In the intimate atmosphere of the club under the Phoenix Theatre, she faces a packed house. At first, unusually, she seems just a little bit nervous. That’s perhaps because this isn’t a role that she’s playing: it’s herself and the lines are her own, an impromptu presentation of choice material from her memoirs which are about to be published (16 November from Peter Owen).

It is all very personal, more gossip (she likes gossip) than theatrical history, and it goes down well with the audience as she talks about early days in Edgware and then as an innocent performing in nightclubs. One punter wouldn’t believe she lived at her smart Mayfair address so she took him back to show him her shabby attic bedsit, then said thank you for walking her home and saw him out without ever realising what he was expecting; next day, the girls in the dressing room told her she could have earned a small fortune by walking on his tummy in high heels!
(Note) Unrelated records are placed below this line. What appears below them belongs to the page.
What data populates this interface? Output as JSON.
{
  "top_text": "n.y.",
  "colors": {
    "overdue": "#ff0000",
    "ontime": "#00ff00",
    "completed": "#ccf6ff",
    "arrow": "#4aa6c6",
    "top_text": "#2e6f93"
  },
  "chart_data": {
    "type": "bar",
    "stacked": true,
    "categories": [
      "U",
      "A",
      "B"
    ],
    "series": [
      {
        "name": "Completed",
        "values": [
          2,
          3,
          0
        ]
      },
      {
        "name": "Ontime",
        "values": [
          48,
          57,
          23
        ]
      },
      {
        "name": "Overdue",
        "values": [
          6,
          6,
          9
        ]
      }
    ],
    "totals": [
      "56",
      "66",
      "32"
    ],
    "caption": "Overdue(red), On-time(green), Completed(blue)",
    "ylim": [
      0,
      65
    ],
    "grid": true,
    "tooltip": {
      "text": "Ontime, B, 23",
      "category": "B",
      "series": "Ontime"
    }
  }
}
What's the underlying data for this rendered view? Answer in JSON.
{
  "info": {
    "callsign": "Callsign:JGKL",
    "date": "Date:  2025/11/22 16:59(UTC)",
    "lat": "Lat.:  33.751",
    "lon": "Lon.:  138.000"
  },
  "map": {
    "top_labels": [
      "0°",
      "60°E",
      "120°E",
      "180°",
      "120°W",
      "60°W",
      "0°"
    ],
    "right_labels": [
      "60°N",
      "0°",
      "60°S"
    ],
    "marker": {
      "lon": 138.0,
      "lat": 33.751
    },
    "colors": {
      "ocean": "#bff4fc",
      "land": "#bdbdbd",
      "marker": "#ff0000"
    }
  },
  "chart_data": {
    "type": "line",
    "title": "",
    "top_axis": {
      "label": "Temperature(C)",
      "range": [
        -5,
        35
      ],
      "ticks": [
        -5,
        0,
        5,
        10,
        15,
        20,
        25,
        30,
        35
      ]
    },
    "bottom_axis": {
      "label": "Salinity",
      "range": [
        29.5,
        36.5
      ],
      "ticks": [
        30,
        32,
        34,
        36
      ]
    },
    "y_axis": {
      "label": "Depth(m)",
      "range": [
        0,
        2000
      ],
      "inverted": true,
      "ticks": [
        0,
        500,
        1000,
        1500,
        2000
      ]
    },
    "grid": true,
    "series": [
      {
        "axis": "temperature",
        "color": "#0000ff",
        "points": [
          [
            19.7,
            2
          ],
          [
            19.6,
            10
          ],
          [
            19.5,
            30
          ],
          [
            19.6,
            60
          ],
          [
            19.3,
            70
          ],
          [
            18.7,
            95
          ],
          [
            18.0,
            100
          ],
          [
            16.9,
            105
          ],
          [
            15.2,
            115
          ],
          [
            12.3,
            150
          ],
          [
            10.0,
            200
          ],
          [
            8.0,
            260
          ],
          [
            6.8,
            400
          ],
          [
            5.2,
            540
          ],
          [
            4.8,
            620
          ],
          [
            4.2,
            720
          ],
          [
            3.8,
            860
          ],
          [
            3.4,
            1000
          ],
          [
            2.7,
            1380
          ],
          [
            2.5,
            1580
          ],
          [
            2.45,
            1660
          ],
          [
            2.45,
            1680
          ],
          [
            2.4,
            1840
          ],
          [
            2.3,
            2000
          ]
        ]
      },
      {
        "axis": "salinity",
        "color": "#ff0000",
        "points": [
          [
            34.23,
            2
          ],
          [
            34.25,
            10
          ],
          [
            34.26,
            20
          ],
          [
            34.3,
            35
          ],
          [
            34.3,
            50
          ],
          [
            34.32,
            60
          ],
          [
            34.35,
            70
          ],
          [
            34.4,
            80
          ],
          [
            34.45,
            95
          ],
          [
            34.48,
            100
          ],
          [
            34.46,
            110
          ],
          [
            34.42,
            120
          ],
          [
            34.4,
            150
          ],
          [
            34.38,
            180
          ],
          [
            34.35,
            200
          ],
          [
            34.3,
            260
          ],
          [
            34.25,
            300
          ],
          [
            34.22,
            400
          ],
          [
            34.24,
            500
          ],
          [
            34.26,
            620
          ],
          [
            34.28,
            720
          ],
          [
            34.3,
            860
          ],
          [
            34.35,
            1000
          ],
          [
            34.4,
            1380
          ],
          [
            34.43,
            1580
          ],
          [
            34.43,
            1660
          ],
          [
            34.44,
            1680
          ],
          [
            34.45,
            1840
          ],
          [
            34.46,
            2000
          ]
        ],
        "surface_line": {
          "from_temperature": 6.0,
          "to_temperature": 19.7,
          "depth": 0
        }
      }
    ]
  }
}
There are confidences too that aren’t quite so innocent before she reaches the audition that lead to appearing in Valmouth, the Sandy Wilson musical that brought her to public notice, followed by Pieces of Eight, a review with Kenneth Williams that had Peter Cook and Harold Pinter among its writers.

There are stories about Mary Quant and Vidal Sassoon, a picture of swinging London and of Peter Cook at the Establishment Club and her shows there. For this presentation, she concentrates on the '50s, '60s and '70s and when she opens things up for questions they too concentrate on those early years with questions about her Carry On films and her voicing the Announcer in the '60s series The Prisoner.

Sadly this presentation told us nothing about her more serious work in the theatre. Perhaps there will be more about that in the book, also titled Do you mind if I smoke... It is written in collaboration with long-time friend Simon McKay, who also helps field the questions at the Phoenix. There is also an audiobook version already available at www.fenellafielding.com.

The book is published just one day before her 90th birthday—can't you just hear the sigh as she blows out all those candles?

Do you mind if I smoke…? has further performances at this venue on 28 October, at the Homotopia Festival in Liverpool on 4 November and at Crazy Coqs on 23 November.